If we’re not careful, sustainability efforts could be as big a failure as Remain
Founding partner Mark Lowe shares his views ahead of COP26
Should the future be decided by nations, or between them? Are international treaties a threat to sovereignty? Does elite moralising reflect elite behaviour? Who gets to decide our future and do they have a right to?
These are all questions raised in 2016 during the Brexit referendum but you can easily see the same things being asked about the more urgent debate right now, about the future of the planet.
Those of us who supported both the anti-Brexit cause and the sustainability agenda should reflect on why Remain was such a dismal failure; not least because it will prepare us for the new battle ahead.
Whatever the shortcomings of the campaign, it wasn’t the failure to answer these questions in 2016 but rather the failure to do so over the preceding three decades that caused the political upheaval of Brexit.
The is ultimately a story of elite accountability. Successive governments saw fit to enjoy the advantages of EU membership without making a case for it. Meanwhile, the edicts of the European Commission and associated institutions felt distant from the lives of most people.
Then, when people made what they saw as a democratic choice to leave the EU, elites in parliament and the legal profession sought to reverse it.
It’s not hard to see the parallels. Individuals can play their part, but the prime movers in combating climate change and creating a more sustainable planet will be multi-national companies and global institutions.
Where does accountability lie for this elite cadre? For companies, it is and always has been with shareholders, particularly institutional investors. The good news is that these groups are embracing ESG and tying CEOs remuneration to it, but it is incredibly difficult for individuals to make sense of these efforts and they certainly can’t vote for them. Employees remain a hidden and hitherto untapped force and could hold the key to change, but we’re not there yet.
Meanwhile, the legal framework for the net zero debate is being decided not at a national, but an international level, another miasma of weak accountability.
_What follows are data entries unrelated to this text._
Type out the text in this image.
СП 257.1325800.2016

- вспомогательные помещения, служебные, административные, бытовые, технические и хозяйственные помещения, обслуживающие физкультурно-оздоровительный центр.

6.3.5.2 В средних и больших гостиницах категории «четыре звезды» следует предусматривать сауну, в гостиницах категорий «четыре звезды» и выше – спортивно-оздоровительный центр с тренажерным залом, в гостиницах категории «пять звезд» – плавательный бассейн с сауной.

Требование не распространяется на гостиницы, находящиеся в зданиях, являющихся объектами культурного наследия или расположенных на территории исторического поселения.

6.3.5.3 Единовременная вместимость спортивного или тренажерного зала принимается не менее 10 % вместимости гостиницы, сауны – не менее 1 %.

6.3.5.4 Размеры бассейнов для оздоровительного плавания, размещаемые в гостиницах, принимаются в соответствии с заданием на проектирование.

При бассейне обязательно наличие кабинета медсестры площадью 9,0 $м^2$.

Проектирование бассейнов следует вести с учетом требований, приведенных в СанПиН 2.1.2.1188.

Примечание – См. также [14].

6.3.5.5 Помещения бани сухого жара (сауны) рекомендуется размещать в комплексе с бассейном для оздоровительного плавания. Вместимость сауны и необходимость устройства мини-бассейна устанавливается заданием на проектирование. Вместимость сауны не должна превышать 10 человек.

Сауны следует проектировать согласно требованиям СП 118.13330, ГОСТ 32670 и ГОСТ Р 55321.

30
Decisions will be made at COP 26 next month that will ripple out into our daily lives but as individuals we will have little or no control over them.
Clearly, the challenge goes way beyond communication, but it’s clear to me that the emerging discourse of ESG is alienating for most people. It speaks of long-term threats that seem too huge to achieve and hides behind a Davos-lite jargon that it’s difficult even for comms professionals to understand.
So, the future for ESG communicators looks tough. The saving grace in the UK is that we have a broad cross-party consensus for action against climate change, but if we don’t get the communication right, the political space will rapidly open-up for populist anti-green politics.
In the US, this is already embodied by President Trump, whose chances of re-election in 2024 are massively under-rated. Were it to happen, it would be the biggest setback imaginable to the global climate agenda; which is why we really do have to get it right this time.